When he returned to England again in 1965 he was a big star. This time the London concert was at the Royal Albert Hall. The tour was filmed by D.A. Pennebaker in cinema verité style and has become one of the most acclaimed music documentaries of all time Don’t Look Back. It also contains what some consider to be the first “pop” video Subterranean Homesick Blues, filmed on the steps near the Savoy Hotel. This video features beat poet Allen Ginsberg who a week before had been part of an important and revolutionary poetry reading at the Albert Hall. After this concert the managers banned poetry readings at the hall for the next ten years! Interestingly, this concert was filmed by Peter Whitehead (Wholly Communion) who it is also claimed made the first pop video. Some commentators assert that these two events were so influential that they actually kickstarted the English Counterculture (Underground) that became so influential in the late 60s. American writer and critic Greil Marcus goes even further and suggests that the release of the single Like a Rolling Stone actually created the global youth counterculture!
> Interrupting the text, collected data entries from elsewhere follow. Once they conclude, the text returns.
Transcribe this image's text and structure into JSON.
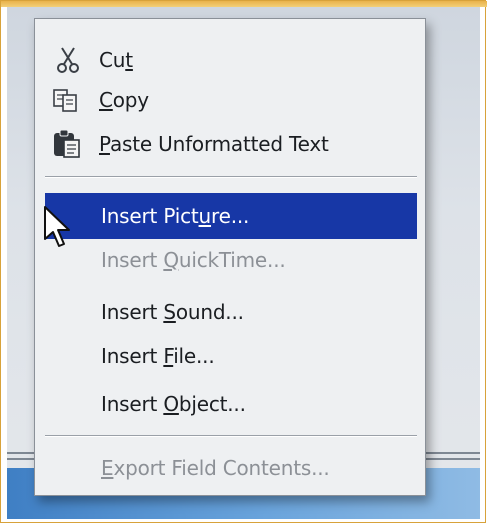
{
  "context_menu": {
    "items": [
      {
        "pre": "Cu",
        "mnemonic": "t",
        "post": "",
        "icon": "scissors-icon",
        "enabled": true
      },
      {
        "pre": "",
        "mnemonic": "C",
        "post": "opy",
        "icon": "copy-icon",
        "enabled": true
      },
      {
        "pre": "",
        "mnemonic": "P",
        "post": "aste Unformatted Text",
        "icon": "clipboard-icon",
        "enabled": true
      },
      {
        "pre": "Insert Pict",
        "mnemonic": "u",
        "post": "re...",
        "enabled": true,
        "selected": true
      },
      {
        "pre": "Insert ",
        "mnemonic": "Q",
        "post": "uickTime...",
        "enabled": false
      },
      {
        "pre": "Insert ",
        "mnemonic": "S",
        "post": "ound...",
        "enabled": true
      },
      {
        "pre": "Insert ",
        "mnemonic": "F",
        "post": "ile...",
        "enabled": true
      },
      {
        "pre": "Insert ",
        "mnemonic": "O",
        "post": "bject...",
        "enabled": true
      },
      {
        "pre": "",
        "mnemonic": "E",
        "post": "xport Field Contents...",
        "enabled": false
      }
    ]
  },
  "colors": {
    "selection": "#1737a6",
    "menu_background": "#eef0f2",
    "disabled_text": "#8c9096"
  },
  "cursor": {
    "icon": "arrow-cursor-icon"
  }
}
Certainly, by 1966, when Dylan toured again, he was considered by many to be the “voice of his generation”, a label he came to resent (as he also did the label “protest singer”).
Dylan didn’t return to London until 1978 twelve years later when he did the hugely successful Street Legal tour and performed several concerts at the Earls Court Exhibition Centre.
I really enjoyed Jackie Lees and K G Miles book. There is a wealth of information in there and it is a great starting point for discovering Dylan and the times he lived in. I will certainly be visiting some of the places, especially Flukes Cradle, a café on Camden High Street. This was where the cover of World Gone Wrong was taken with Dylan wearing an elegant top hat. The painting behind him has got a wonderful story of it’s own! Get the book!